Un incident chez un prestataire, pas chez Ledger
Les informations concernées sont de nature personnelle et logistique : noms, coordonnées et détails de commande. Ledger insiste sur un point central : il ne s’agit pas d’une compromission de ses propres systèmes. « Il ne s’agit pas d’une violation des plateformes, du hardware ou du software de Ledger », précise la société. Les clés privées et les cryptomonnaies des utilisateurs n’ont, elles, pas été exposées, Global-e comme Ledger n’ayant jamais accès à ces éléments sensibles.
L’entreprise rappelle également qu’elle n’est pas la seule victime indirecte de cet incident. L’attaquant a ciblé une infrastructure cloud de Global-e hébergeant des données de commandes pour plusieurs marques, ce qui élargit le problème bien au-delà de Ledger. Même sans information financière directe, ces données restent particulièrement sensibles. Elles permettent de bâtir des campagnes de phishing très crédibles, usurpant l’identité de Ledger et s’appuyant sur des informations exactes pour mettre en confiance les victimes. Ces méthodes sont désormais bien rodées dans l’écosystème crypto.
Plus inquiétant encore, la divulgation d’adresses postales expose certains détenteurs de cryptomonnaies à des tentatives d’extorsion physiques. La France a déjà été touchée par plusieurs affaires de ce type. L’une d’elles a touché directement Ledger : son cofondateur David Balland a été enlevé et séquestré avant d’être libéré par la police.

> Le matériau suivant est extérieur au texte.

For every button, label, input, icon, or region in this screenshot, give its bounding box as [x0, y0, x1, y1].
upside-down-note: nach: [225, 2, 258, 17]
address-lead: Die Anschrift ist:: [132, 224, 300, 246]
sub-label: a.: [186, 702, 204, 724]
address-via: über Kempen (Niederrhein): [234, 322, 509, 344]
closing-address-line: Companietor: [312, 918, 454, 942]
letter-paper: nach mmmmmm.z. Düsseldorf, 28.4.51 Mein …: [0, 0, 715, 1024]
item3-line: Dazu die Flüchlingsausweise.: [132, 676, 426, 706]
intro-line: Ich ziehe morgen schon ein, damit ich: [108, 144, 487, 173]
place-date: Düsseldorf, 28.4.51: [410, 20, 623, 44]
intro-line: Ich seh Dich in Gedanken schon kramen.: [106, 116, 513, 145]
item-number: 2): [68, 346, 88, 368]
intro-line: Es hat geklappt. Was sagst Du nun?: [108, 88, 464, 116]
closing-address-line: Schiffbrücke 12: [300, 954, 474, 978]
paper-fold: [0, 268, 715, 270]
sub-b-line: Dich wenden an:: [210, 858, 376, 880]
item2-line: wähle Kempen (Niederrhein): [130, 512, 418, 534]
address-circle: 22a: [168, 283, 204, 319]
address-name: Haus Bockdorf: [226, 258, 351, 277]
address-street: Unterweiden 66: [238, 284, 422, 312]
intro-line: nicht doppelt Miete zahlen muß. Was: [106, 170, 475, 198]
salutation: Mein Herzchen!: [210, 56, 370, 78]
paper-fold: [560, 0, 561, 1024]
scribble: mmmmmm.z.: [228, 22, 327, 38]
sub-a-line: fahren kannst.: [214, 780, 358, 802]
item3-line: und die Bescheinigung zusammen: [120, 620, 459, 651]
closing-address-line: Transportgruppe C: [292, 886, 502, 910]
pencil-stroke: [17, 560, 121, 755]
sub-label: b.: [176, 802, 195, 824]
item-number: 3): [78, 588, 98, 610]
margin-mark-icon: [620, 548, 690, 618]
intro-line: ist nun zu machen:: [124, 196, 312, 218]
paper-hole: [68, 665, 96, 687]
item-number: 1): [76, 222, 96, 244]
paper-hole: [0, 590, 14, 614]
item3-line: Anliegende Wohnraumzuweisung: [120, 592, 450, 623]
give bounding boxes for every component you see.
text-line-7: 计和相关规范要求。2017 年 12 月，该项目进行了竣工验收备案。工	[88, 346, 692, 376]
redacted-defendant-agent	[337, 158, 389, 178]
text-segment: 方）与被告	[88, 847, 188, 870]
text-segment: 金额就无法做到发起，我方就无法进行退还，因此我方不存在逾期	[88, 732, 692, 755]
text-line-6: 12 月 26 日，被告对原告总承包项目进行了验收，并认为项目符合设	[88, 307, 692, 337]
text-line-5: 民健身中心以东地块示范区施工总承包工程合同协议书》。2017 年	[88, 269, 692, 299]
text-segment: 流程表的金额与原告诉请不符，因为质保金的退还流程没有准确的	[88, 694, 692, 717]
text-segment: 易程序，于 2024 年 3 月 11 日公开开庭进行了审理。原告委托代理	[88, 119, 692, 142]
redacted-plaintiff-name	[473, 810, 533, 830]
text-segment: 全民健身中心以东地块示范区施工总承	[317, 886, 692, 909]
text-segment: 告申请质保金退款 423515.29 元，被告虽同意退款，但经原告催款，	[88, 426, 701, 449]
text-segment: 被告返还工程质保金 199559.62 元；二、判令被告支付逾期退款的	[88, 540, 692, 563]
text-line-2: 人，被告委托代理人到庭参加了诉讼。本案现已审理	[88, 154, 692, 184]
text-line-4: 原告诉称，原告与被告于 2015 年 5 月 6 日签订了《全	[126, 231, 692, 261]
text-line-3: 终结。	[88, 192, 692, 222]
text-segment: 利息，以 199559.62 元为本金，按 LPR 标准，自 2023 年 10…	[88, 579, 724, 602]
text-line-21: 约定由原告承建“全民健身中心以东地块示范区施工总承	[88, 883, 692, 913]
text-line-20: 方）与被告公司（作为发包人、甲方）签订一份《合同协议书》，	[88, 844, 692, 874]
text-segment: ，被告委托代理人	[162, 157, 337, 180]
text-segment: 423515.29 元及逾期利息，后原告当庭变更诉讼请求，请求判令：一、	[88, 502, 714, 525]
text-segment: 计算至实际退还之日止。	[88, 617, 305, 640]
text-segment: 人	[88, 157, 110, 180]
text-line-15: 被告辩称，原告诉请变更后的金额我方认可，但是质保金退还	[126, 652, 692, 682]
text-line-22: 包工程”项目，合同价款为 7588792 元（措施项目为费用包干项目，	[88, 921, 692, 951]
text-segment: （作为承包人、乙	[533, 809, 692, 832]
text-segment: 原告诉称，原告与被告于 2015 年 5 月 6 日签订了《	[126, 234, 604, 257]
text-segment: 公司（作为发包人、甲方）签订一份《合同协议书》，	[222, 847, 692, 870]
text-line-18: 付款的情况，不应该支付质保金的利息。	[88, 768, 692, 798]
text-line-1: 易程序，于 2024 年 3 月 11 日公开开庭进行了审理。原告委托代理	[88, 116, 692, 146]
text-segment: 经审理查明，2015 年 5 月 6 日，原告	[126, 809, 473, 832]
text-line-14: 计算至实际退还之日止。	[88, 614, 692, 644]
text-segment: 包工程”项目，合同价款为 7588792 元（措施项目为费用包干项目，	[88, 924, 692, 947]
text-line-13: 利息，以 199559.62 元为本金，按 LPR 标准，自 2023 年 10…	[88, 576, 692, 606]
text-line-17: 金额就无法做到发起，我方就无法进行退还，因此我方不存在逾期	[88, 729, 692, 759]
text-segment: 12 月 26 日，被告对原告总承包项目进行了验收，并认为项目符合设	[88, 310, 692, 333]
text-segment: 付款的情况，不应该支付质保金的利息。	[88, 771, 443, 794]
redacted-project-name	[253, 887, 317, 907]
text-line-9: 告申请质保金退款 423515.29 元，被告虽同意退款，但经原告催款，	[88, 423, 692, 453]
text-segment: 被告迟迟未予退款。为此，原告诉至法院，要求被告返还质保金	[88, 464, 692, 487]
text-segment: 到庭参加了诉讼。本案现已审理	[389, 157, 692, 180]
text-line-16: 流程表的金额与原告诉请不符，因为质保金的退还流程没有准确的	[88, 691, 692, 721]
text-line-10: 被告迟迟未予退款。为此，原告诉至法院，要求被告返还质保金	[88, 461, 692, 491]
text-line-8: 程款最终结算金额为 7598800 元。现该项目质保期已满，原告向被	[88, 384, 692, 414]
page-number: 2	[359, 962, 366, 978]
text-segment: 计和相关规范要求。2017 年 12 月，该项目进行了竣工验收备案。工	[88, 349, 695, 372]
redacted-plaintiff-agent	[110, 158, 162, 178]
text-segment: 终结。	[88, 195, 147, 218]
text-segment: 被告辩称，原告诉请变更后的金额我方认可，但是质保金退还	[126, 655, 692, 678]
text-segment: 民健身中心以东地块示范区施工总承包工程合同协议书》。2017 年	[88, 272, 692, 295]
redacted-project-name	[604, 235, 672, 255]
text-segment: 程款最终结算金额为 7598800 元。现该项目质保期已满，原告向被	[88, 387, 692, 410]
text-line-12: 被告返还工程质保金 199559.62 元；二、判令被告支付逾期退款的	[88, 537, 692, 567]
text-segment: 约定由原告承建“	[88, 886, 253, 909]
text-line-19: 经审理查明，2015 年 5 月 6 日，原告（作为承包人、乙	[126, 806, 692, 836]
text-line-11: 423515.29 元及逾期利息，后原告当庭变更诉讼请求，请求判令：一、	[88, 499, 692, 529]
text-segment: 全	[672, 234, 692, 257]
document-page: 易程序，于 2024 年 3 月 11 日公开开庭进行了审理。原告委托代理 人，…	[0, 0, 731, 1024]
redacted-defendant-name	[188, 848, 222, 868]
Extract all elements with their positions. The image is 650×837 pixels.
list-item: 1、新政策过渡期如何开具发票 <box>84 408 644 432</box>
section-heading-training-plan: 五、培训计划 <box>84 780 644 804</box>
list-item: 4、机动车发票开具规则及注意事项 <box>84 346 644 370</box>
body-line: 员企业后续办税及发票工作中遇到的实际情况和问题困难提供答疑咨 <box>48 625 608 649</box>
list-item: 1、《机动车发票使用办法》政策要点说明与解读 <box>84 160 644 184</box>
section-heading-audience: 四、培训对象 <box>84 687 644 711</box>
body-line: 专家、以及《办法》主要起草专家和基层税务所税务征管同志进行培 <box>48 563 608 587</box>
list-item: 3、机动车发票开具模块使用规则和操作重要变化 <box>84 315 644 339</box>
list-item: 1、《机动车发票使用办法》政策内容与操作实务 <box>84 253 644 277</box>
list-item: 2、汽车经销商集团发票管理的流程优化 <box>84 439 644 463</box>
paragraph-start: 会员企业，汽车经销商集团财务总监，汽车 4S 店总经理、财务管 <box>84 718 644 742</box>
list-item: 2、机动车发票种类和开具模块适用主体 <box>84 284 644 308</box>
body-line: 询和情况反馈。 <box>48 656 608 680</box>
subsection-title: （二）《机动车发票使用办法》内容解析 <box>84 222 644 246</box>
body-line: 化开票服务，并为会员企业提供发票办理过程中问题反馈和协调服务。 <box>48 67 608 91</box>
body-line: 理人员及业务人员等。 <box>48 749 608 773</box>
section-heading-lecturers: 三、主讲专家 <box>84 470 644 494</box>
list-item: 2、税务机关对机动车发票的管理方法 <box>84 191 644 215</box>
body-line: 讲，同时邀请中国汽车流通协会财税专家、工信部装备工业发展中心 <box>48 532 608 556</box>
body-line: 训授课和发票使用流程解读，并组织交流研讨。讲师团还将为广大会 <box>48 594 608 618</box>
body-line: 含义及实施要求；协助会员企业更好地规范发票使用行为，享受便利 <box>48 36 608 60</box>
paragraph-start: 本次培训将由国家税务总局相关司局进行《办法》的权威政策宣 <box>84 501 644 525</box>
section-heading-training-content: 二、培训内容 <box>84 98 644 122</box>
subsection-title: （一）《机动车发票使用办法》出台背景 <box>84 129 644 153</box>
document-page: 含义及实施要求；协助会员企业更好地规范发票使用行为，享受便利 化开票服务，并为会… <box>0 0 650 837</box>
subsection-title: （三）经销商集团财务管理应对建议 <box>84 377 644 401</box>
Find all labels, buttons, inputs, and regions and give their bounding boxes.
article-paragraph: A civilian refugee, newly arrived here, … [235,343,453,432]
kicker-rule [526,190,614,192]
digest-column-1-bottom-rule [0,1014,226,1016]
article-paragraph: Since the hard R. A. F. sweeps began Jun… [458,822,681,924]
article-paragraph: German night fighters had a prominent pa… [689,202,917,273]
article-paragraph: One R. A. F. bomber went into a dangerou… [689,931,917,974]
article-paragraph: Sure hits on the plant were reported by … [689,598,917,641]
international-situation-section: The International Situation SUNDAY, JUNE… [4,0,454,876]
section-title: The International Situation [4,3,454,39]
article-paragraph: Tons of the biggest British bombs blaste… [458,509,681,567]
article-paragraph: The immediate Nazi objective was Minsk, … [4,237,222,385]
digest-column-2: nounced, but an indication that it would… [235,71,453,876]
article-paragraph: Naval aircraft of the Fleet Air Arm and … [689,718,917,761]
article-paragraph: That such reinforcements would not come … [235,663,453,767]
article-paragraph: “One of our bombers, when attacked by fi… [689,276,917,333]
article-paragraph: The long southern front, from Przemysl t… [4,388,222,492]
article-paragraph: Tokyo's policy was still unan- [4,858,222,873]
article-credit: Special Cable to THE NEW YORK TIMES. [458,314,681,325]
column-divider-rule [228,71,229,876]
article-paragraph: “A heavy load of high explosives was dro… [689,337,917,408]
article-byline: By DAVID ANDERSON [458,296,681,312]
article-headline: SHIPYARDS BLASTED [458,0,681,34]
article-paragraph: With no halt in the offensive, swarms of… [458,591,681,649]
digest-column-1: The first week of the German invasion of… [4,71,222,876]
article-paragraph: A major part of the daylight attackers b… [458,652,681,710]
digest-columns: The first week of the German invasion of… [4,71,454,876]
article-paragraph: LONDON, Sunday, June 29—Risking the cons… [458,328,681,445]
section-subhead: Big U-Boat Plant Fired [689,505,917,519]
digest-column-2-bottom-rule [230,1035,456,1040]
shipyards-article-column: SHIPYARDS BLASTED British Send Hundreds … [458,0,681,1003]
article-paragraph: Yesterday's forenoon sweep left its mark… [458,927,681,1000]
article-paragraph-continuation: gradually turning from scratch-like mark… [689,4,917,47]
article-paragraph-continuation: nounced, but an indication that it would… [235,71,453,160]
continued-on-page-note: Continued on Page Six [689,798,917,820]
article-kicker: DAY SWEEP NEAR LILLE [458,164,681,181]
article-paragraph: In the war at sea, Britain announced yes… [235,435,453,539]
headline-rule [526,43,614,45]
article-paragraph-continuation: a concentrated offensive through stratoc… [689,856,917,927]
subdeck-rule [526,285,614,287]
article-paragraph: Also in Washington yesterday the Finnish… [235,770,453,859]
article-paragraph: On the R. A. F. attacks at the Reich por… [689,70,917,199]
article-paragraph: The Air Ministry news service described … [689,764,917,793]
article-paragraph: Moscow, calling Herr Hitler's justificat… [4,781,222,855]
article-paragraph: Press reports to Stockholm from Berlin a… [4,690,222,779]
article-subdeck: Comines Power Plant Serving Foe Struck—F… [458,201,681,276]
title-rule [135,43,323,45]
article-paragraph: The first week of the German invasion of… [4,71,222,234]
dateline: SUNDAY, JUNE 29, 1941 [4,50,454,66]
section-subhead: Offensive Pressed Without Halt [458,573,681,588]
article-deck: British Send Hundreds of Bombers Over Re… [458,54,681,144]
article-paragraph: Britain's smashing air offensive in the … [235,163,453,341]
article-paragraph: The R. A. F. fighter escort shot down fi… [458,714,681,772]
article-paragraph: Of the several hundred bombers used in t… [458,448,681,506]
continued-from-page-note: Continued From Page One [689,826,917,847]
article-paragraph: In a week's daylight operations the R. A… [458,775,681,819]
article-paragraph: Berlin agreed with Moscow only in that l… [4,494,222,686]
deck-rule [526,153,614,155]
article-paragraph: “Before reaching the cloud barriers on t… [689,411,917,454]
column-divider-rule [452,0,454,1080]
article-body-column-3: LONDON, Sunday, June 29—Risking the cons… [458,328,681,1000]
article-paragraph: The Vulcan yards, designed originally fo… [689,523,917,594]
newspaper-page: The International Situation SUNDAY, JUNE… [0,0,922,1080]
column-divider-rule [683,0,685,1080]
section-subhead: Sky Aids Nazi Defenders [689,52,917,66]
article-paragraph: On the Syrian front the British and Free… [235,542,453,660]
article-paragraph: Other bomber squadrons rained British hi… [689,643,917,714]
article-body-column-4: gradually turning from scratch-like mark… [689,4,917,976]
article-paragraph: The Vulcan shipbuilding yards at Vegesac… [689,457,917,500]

Les ravisseurs espéraient obtenir une rançon en Bitcoin.
À la fin de l’année dernière, une vague d’arnaques par courrier postal a illustré la manière dont ces données peuvent être recyclées. Des investisseurs ont reçu des lettres se faisant passer pour Ledger, évoquant l’activation d’une fonctionnalité de sécurité bien réelle, « Transaction Check ». Le piège reposait sur un QR code renvoyant vers un site frauduleux destiné à subtiliser des clés privées ou à faire valider des transactions piégées.
Les courriers contenaient des informations personnelles précises, parfois recoupées avec d’autres fuites, notamment en dehors de l’écosystème Ledger. Les pirates allaient jusqu’à utiliser la signature du véritable directeur technique de l’entreprise, ce qui renforçait encore la crédibilité de l’escroquerie. Ledger rappelle qu’elle ne demande jamais d’activer une fonction de sécurité via un QR code reçu par courrier, email ou SMS, ni de communiquer une phrase de récupération.